RUNX2 promotes T-ALL cell migration and adhesion in vitro

• Overexpression of RUNX2 increased the expression of the CXCR4 receptor and enhanced T-ALL cell migration to the CXCL12 chemokine.
• RUNX2 enhanced the expression of proteins linked to epithelial-mesenchymal transition (EMT), and the adhesion of T-ALL cells to fibronectin and increased the expression of VLA-4.
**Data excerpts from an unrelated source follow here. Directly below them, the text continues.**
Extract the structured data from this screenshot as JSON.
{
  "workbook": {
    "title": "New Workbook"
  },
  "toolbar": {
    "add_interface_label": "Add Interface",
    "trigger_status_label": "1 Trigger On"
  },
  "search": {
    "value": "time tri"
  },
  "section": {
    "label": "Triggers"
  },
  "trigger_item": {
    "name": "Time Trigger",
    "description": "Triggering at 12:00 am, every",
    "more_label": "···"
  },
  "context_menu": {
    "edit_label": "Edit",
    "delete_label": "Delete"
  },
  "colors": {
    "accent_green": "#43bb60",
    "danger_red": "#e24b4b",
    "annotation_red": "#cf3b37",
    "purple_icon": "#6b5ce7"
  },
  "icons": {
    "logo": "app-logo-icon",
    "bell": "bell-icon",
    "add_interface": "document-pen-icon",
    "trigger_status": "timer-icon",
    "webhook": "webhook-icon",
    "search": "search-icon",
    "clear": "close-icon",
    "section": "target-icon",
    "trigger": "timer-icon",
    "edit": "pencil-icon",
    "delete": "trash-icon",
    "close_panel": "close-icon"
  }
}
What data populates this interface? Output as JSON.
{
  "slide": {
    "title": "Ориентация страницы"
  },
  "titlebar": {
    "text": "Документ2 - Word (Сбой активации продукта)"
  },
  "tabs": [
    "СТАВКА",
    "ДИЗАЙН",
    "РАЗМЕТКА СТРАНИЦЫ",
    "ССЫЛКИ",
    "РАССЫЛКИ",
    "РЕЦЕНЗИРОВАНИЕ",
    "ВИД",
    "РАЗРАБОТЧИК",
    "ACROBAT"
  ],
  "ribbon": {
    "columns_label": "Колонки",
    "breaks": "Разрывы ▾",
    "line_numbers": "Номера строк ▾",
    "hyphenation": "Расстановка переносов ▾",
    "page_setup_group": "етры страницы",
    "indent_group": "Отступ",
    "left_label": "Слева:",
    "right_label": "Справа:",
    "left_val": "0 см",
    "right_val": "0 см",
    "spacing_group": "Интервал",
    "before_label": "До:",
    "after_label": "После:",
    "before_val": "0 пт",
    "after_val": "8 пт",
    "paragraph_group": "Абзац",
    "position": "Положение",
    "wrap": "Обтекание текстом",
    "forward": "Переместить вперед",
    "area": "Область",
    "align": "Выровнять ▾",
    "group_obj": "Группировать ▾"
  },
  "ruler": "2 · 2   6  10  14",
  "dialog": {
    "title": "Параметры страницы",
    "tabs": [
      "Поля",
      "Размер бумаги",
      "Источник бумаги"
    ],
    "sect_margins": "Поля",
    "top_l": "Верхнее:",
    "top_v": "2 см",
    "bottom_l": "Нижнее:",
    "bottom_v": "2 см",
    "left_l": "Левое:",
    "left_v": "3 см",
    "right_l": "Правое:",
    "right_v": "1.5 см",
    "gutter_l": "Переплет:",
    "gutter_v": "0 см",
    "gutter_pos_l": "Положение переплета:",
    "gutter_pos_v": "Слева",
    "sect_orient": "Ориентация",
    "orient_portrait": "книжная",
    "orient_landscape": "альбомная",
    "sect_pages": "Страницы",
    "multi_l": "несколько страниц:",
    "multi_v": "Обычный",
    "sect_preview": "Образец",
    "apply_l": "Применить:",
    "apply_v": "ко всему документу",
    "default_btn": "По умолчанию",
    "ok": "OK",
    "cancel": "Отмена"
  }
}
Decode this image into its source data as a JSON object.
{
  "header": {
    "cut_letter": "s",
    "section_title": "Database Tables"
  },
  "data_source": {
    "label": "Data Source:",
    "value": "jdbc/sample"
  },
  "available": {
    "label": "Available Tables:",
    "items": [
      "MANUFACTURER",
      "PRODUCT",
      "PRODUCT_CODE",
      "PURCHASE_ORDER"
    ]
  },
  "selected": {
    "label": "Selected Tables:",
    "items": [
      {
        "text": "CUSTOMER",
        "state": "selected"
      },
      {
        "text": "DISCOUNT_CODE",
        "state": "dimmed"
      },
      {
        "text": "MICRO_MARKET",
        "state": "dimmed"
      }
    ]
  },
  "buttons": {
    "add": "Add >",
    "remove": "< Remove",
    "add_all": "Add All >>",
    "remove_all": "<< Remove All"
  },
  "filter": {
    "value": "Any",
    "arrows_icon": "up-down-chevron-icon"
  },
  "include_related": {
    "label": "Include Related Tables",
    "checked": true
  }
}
RUNX2 exacerbates T-ALL progression and extramedullary infiltration

• The disease progression was accelerated in mice engrafted with PF382 and RUNX2 overexpressing (RUNX2 OE). The median survival was decreased in RUNX2 OE group by 38% (p < 0.0001).
• Elevated levels of several chemokines, including CXCL10, CCL2, CCL4, CCL5, IL-6 cytokine, were observed while the levels of IL-1α decreased, suggesting a role of RUNX2 in regulating cytokine signaling and host immune response.

RUNX2 increases metabolic activity of T-ALL cells

• Increased levels of extracellular acidification rate (ECAR), glycolytic flux, glucose uptake, and expression of the glucose transporter GLUT1 were observed with forced expression of RUNX2, suggesting its role in regulating glycolytic metabolism in KMT2A-R and immature leukemias.

RUNX2 regulates mitochondrial dynamics and biogenesis

• RUNX2 upregulation increased mitochondrial membrane potential and reduced reactive oxygen species (ROS) levels in the cell lines.
• When mitochondrial fission or AMPK activation was inhibited, it reduced the ability of T-ALL cells to migrate to CXL12, suggesting the role of RUNX2 in facilitating T-ALL chemotaxis.

Immature T-ALL and KMT2A-rearranged leukemias are vulnerable to pharmacological targeting

• KMT2A target genes such as Hoxa10, Hoxa11, and Hoxb13, showed reduced expression in RUNX2-deficient KMT2A-R cells.
• Cell lines KARPAS-45 and PER-117 were both sensitive to AI-10-104 treatment, suggesting that AI-10-104 acts as a RUNX2 inhibitor in these cells.
• RNA-Seq on KARPAS-45 cells showed gene sets related to mitochondrial membrane and metabolism were highly enriched in genes that were significantly downregulated by AI-10-104 treatment.

Conclusion

The study identified RUNX2 as a transcription factor that directly and indirectly activates and suppresses a broad spectrum of genes in high-risk T-ALL with KMT2A-R or immature/ETP immunophenotype. RUNX2 was identified as a direct target of the KMT2A chimeras. RUNX2 is essential for the survival of immature and KMT2A-R T-ALL cells in vitro and in vivo and isresponsible for cell cycle, metabolism, mitochondrial dynamics, biogenesis, and T-cell signaling, explaining its prosurvival role in T-ALL. The study also indicated the role of RUNX2 and its downstream targets for therapeutic intervention in immature and KMT2A-R T-ALL.